Cristian_e_Beatriz_Cap_I_Lágrimas_No_Fim

Raul é um homem digno e honesto dos pés até as pontas de seus grisalhos cabelos, de origem humilde, Raul nunca reclamou do trabalho duro e sempre teve amor e orgulho do ofício que herdou de seu velho pai, além do trabalho, Raul também herdou de seu pai o amor pela vida e pelas pessoas, ninguém jamais o vira sem um grande sorriso no rosto, até que uma data, hoje amaldiçoada pela família, entrou em sua vida como uma chaga, que se alimenta de seus pesadelos e medos mais profundos.

Era 6 de agosto, de 1996, um dia com inesperadas pancadas de chuva e muita lama na estrada. Raul seguia para uma fazenda em Santa Amélia estando ao volante de um clássico Comodoro ano 88, que também herdou de seu pai no dia em que Cristian nasceu. No banco ao lado, dormia sua esposa Cristina que para ele, era a própria divindade na terra, talvez ele a amasse mais do que sua própria vida, seguido de seu primogênito que se divertia as gargalhadas no banco de trás, este ano teria sido perfeito para a família se o destino não jogasse com suas vidas naquele exato momento:

_ Querido, por favor!

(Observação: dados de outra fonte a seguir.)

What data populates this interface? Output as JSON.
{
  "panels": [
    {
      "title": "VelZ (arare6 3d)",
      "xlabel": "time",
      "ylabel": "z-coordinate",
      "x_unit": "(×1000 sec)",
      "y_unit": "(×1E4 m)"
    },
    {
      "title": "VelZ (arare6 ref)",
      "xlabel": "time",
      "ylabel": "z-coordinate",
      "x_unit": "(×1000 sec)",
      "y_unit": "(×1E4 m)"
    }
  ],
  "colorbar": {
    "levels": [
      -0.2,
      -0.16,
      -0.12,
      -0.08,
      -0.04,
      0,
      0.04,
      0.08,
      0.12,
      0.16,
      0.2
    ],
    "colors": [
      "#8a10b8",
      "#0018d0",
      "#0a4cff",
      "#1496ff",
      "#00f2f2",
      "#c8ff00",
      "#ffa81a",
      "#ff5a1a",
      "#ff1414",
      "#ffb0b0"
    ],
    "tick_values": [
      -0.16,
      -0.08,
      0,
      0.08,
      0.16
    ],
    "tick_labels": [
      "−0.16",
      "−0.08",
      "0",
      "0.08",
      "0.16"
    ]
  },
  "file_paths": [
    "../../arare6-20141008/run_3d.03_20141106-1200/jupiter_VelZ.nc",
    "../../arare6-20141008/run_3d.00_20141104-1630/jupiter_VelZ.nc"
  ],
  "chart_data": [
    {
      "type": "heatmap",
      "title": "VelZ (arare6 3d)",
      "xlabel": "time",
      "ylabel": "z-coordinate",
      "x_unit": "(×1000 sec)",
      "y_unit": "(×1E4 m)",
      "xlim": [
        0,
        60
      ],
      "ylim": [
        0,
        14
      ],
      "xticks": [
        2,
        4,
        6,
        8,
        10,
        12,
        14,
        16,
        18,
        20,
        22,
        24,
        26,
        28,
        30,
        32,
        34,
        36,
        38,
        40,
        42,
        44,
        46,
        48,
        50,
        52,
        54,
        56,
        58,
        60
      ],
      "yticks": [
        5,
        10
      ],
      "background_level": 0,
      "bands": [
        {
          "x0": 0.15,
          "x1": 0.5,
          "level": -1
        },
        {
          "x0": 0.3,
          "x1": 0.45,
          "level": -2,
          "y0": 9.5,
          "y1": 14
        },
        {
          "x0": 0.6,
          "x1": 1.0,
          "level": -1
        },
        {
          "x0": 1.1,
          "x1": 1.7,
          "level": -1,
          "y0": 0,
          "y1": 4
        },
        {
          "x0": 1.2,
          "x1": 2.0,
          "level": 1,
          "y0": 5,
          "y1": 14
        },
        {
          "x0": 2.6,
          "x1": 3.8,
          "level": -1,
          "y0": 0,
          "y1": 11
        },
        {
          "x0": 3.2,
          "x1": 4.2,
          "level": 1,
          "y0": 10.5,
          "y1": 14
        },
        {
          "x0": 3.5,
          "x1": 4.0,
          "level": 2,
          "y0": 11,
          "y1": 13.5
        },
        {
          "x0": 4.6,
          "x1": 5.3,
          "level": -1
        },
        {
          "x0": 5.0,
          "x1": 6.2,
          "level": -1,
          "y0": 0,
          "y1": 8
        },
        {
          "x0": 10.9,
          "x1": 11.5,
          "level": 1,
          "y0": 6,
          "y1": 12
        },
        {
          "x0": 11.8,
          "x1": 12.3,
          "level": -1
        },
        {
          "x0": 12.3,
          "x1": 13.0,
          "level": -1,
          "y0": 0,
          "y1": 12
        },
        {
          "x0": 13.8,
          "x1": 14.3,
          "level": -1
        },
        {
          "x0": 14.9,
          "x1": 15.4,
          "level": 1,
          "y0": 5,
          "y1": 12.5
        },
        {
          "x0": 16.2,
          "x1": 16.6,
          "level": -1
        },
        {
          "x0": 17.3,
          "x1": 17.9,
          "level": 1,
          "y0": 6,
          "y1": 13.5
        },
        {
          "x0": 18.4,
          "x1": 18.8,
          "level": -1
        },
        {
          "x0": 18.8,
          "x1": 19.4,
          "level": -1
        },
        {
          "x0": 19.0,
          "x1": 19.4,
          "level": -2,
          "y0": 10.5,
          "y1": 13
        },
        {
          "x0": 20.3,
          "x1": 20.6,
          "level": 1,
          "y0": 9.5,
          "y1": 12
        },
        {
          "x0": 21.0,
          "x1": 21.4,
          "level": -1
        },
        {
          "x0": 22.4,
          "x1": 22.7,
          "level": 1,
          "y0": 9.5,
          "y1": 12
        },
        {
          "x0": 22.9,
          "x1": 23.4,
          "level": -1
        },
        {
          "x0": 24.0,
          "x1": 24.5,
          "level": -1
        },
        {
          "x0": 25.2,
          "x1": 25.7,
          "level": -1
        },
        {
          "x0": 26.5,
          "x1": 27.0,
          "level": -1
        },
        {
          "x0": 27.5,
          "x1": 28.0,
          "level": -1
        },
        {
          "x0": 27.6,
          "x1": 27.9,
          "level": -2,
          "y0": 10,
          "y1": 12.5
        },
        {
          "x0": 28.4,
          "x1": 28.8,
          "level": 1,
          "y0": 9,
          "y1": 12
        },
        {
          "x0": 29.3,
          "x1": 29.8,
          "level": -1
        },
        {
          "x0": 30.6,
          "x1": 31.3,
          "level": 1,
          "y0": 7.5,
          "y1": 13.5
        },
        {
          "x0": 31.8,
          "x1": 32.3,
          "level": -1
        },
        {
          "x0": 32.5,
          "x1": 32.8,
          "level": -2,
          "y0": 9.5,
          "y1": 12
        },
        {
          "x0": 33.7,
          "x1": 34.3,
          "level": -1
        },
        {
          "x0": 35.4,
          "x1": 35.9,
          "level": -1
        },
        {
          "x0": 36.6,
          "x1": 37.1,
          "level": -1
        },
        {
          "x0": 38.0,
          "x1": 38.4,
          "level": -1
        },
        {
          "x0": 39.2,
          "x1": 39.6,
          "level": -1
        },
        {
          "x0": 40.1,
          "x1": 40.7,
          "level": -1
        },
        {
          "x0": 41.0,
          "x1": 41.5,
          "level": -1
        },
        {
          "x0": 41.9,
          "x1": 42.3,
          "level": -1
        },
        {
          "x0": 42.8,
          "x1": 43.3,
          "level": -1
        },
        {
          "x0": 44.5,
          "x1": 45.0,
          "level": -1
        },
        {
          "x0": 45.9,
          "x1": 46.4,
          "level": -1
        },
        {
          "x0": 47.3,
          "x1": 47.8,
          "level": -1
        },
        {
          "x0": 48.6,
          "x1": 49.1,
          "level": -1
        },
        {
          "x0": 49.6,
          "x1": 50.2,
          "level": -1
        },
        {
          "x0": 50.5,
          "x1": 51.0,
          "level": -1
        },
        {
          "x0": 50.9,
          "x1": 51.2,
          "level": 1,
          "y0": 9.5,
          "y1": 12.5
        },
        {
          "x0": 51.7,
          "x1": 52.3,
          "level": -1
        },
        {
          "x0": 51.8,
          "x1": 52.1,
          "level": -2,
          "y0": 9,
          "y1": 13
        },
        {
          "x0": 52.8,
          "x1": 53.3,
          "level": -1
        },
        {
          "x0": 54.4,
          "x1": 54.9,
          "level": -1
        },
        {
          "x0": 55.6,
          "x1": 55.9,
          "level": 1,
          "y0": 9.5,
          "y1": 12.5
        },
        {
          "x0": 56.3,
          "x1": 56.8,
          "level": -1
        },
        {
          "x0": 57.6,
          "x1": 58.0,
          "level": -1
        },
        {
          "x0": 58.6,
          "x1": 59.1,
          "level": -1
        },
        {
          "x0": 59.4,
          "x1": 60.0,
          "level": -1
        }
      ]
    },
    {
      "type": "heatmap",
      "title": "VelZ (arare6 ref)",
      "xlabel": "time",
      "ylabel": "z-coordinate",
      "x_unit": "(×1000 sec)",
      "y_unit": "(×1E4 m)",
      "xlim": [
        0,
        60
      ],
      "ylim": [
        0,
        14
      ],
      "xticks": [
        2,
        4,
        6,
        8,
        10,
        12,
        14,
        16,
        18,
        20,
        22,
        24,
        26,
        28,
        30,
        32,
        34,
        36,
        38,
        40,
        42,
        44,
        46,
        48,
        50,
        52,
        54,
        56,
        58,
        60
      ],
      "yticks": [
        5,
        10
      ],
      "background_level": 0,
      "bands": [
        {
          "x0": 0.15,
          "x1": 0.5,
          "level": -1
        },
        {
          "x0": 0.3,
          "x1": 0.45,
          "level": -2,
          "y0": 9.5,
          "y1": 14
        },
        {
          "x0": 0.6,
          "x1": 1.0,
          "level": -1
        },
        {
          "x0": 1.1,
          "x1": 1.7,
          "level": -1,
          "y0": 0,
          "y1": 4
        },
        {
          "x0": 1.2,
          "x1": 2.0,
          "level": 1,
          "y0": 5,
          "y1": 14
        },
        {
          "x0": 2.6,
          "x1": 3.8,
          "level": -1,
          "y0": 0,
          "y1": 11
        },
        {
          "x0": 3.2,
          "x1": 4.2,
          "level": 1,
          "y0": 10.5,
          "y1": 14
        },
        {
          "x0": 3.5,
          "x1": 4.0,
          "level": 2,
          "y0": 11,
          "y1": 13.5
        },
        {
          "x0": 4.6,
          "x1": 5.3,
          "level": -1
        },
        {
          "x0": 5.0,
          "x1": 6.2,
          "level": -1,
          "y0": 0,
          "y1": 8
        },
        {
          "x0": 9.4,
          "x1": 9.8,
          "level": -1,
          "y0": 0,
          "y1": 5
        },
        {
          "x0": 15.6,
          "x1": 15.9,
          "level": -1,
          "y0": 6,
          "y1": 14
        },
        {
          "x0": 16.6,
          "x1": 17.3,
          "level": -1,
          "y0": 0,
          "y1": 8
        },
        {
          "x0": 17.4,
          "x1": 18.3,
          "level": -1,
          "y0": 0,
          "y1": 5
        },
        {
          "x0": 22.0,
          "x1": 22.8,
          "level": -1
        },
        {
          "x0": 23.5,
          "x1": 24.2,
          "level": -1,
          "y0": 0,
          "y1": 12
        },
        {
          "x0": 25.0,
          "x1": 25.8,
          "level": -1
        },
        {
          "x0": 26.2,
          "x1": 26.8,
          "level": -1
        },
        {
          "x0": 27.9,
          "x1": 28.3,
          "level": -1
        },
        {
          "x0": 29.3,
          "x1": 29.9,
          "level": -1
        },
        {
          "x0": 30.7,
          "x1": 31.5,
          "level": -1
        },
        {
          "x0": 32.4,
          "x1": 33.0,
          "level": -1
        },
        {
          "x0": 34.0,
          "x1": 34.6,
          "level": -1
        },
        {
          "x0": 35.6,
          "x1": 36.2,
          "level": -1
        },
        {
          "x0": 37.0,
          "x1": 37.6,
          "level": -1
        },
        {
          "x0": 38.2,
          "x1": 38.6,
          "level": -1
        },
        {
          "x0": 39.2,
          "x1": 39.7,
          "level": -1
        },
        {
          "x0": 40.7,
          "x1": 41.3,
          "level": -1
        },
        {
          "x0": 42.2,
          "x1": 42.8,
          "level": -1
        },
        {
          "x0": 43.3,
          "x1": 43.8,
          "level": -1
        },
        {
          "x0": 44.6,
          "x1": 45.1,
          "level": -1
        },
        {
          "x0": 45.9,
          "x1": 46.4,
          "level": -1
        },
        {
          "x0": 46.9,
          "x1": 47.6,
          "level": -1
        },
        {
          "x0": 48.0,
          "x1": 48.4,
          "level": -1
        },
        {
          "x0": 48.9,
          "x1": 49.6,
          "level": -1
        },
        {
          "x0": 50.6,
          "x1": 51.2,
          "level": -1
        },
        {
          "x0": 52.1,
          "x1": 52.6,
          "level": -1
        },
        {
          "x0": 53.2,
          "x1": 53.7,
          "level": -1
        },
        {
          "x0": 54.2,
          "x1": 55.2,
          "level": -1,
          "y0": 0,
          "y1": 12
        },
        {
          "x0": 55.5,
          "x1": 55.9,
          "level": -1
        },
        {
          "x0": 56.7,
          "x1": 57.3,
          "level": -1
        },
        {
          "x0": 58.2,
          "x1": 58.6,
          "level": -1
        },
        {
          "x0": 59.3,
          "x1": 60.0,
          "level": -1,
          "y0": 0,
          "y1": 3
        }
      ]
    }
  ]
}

Faça menos Barulho! _ Dizia Cristina levando a mão a boca com um leve bocejo.

_ Cristian, seja um bom garoto e obedeça sua mãe!

_ Pai! Brinque comigo! Você também mamãe!

_ Fique quieto ou encare as consequências rapaz!

_ É sério papai brinque comigo!

_ Eu te avisei!

_ RAUL! O CAMINHÃO!

Tudo aconteceu tão rápido quanto num estalo de dedos, aquela luz branca que segava os olhos de Raul, ao mesmo tempo levava o automóvel a uma grande pancada que direcionava o Opala 88 para esquerda com uma força sobre-humana, levando assim, o Comodoro a capotar algumas vezes. Quando tudo se acalmou e o único barulho que se ouvia era da chuva batendo no ferro retorcido, uma vida já não existia naquele momento, Cristina teria deixado Raul e Cristian apenas com as lágrimas e a lembranças de um dia que não deveria existir.

Cristian acordou no Hospital de Santa Amélia, imóvel com algumas talas no braço e recebendo medicamentos intravenosos para a dor, com o seu pai ao seu lado recebendo de Cristian várias perguntas enquanto Raul as recebia tentando fortemente lhe dar uma boa explicação:

_ Pai, onde eu estou? _ Dizia Cristian com a voz enfraquecida.

_ O que aconteceu? Onde está a mamãe?

_ Cristian, sei que você ainda é muito jovem para entender tudo o que aconteceu, mas neste momento você precisa ser forte. _ Dizia Raul, tentando evitar as lágrimas.

_ Aconteceu um acidente na estrada e infelizmente a mamãe nos deixou meu filho.

Raul lhe deu as costas, pois não segurou as lágrimas e se dirigiu até a janela do quarto com o olhar para o céu. Cristian a medida que assimilava as palavras de seu pai, chorava com mais intensidade, enquanto Raul soltava um rugido desesperado de dor que não seria física, mas sim uma dor genuína, uma dor na qual medicamento algum interfere, apenas o sopro do tempo. Desde dia em diante, Raul se tornou um homem frio e de poucas palavras, tratava Cristian da melhor forma que podia, pois, mesmo sabendo que estava no volante, em sua cabeça, ele culpava Cristian pela coisa toda que consequentemente, também nunca se perdoou pelo acontecido.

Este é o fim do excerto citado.